One of the world’s largest submarine slides with a total volume of c. 5,600 km3 occurred on the continental slope west of Norway. Part of the sediment complex, with a volume of c. 1700 km3 is believed to have moved as an underwater landslide approximately 7300–7200 radiocarbon years ago (i.e. at c. 8110 ± 100 calendar years BP/6160 ± 100cal BC; Dawson et al. 2011). This occurred ‘near the end of a period of extreme cold climate’ resulting from the 8.2 ka event mentioned in section 3.1 above (Dawson et al. 2011, 1170). The sudden movement of sediment across the Norwegian continental slope and onto the abyssal plain of the Norwegian Sea generated a large tsunami that was propagated across the North Atlantic and Norwegian Sea regions (Dawson et al. 1988). The tsunami affected an area of coastline over 600 km long and deposits have been discovered at numerous coastal locations in western Norway, Greenland, Scotland (including Shetland and Orkney), the Faeroe Isles, and as far south as eastern England (Dawson and Smith, 2001; Bondevik et al. 2003; 2005; Smith et al. 2004).

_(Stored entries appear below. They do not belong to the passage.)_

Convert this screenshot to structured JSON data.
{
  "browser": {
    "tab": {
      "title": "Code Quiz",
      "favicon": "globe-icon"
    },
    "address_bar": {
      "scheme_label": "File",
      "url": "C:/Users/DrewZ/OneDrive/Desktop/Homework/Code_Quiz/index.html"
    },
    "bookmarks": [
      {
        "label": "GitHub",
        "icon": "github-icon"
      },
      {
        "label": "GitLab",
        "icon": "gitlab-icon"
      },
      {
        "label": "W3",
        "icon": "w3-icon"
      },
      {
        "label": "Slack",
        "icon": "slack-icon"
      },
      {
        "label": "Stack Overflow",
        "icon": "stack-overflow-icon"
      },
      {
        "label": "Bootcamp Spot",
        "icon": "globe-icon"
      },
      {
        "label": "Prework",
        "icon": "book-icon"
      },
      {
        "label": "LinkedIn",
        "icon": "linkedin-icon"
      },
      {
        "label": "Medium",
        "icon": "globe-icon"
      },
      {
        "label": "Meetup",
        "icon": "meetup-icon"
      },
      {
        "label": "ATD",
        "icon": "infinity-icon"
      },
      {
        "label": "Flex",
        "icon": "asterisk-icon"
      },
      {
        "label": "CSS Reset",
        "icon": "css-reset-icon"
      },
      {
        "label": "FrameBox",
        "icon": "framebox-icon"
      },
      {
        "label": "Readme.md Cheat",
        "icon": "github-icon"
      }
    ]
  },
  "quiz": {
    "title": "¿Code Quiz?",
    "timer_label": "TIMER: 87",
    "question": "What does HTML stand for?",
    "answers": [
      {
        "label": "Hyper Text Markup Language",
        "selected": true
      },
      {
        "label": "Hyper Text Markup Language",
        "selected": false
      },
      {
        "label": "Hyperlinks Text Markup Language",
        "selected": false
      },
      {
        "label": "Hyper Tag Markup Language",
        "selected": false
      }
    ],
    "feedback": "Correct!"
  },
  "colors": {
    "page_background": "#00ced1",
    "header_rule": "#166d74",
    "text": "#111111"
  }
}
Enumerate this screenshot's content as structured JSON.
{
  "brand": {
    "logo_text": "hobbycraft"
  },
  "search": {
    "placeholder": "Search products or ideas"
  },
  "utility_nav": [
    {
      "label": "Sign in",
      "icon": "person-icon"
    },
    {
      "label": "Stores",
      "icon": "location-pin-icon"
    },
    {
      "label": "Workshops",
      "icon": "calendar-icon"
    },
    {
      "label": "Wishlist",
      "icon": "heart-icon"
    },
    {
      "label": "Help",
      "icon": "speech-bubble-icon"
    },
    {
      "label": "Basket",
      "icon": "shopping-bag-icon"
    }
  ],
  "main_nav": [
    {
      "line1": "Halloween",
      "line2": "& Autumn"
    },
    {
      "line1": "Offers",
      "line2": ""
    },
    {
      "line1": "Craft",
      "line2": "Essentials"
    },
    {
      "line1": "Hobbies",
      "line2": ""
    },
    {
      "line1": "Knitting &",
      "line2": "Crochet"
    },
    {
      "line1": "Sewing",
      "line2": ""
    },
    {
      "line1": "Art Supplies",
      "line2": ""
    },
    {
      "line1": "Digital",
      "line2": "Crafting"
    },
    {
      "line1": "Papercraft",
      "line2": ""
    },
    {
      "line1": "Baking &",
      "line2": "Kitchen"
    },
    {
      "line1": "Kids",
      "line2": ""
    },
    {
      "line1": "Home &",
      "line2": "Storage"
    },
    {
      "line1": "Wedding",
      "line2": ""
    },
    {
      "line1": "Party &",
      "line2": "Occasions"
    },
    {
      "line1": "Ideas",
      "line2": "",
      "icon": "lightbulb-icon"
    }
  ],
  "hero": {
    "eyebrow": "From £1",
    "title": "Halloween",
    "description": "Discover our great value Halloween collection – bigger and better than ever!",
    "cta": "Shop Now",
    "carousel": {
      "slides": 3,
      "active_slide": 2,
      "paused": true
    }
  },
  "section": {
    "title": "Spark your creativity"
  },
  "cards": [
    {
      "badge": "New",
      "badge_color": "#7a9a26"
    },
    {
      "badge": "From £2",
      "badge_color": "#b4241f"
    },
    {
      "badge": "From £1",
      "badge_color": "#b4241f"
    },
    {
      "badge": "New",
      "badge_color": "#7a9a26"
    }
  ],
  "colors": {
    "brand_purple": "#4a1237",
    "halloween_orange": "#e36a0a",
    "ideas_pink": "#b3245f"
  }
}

Isobase models estimate contemporary sea surface level offshore at c. 14 m below the present day mean high water spring tides. Geological studies of coastal deposits in Scotland and Norway attributable to the tsunami indicate that the tsunami runup exhibits strong local and regional variability. In parts of the Shetland Isles, the runup at the coast may have been as much as between +25/+30m above sea level. The tsunami sediments identified in coastal localities are considered particularly valuable as a synchronous marker horizon.
Given the prevalence for exploitation of the coastal zone at the time this event is likely to have been catastrophic for the human population in part of Scotland.